Hart hit the crowd's romantic buttons on "Like Coca Cola" and added a bit of traditional piano jazz with "Jazz Man.""Baddest Blues," from her collaboration with Joe Bonamassa
was a crowd favorite."Monkey Back" featured some of Hart's strongest vocals, inspiring a comparison to Janis Joplin that was not unfavorable. With lyrics like "The drugs ain't workin' they're just jacking me off again" Hart wears her grit on her sleeve.
Fevered fans howled back during "Caught Out in the Rain." One floating woman cackled on the sidelines as if she'd been drenched in something good. Hart nodded to her in connection and they both seemed to laugh at some private, cosmic joke.
A pair of acoustic gems featuring Nichols marked further high points on "Ain't No Way" and especially "Is That Too Much to Ask?" with Hart on guitar.
Hart showed a softer side during anecdotal ballads like "My California," "Better than Home" and "Mama this One's for You."
The audience appeared deeply touched when Hart became tearful between songs. "I hate it when I start crying, I'm such an asshole," said Hart softly. Not unless it's all part of a marketing act, babe.
"Love is a Lie" was the strongest cut from Fire on the Floor
(Mascot, 2017) and led the way to a powerful finish. The raucous "Trouble," with a "Monkey Back" reprise, closed the show.
The encore was as much part of the routine as most of them are these days, but that doesn't mean Hart or her audience were insincere. When the excellent axe man Gary Hoey, tonight's opener, joined in it was a spectacular jam.
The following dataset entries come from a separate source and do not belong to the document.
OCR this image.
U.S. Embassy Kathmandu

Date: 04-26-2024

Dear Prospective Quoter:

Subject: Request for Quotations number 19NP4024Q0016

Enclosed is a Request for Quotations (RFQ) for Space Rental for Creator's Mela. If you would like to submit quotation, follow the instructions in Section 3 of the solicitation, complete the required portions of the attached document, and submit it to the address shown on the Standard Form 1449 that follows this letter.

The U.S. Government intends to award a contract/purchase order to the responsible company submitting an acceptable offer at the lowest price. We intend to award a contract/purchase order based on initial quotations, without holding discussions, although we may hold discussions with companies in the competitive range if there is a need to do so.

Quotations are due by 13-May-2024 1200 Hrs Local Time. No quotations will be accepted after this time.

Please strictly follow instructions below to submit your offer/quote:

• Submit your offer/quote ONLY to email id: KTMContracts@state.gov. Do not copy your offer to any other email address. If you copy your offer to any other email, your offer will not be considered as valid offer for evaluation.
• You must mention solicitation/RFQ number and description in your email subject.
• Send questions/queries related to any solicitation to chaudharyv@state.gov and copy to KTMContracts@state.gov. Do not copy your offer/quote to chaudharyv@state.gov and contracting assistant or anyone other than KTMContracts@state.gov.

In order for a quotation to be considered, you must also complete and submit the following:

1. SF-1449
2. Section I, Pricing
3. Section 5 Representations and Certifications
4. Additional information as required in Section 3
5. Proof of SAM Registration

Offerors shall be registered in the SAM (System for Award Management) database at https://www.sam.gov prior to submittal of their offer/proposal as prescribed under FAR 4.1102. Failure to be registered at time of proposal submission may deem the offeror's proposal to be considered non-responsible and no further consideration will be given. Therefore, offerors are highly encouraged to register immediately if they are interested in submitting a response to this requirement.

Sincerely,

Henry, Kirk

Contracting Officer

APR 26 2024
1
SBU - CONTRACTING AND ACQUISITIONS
"For My Friends" featured great runs as he and Nichols traded wicked bluesrock riffs. Hart's deep, belting vocals kept the more subdued "I'd Rather Go Blind" from becoming anti-climactic.
Earlier, Hoey's bombastic trio served up an excellent appetizer with songs like "Who's Your Daddy" from Dust and Bones
(Provogue, 2016), and provided further, rollicking reasons why the blues are so popular in Germany.
Hoey finished his set with a pair of sterling dedications. First came a bittersweet instrumental take on "Amazing Grace," for victims of the Manchester concert bombing. "Evil never wins," said Hoey, and it's too bad that statement isn't always accurate. Still, the thought counts.
Hoey concluded a with a dynamic "Steam Roller" dedicated to Johnny Winter
and ripped up, Texas style, some steel guitar in a manner that would have made Winter proud. Many stood in appreciation after Hoey's 50- minute set. Everybody should have.
Hart had the crowd on their feet much of the night. Anyone who didn't understand why her fans are so devoted certainly could after more than two hours of high-powered contact. She may not be ready to conquer global arenas, but as of 2017 there are few singer-songwriters who can match her in a concert hall.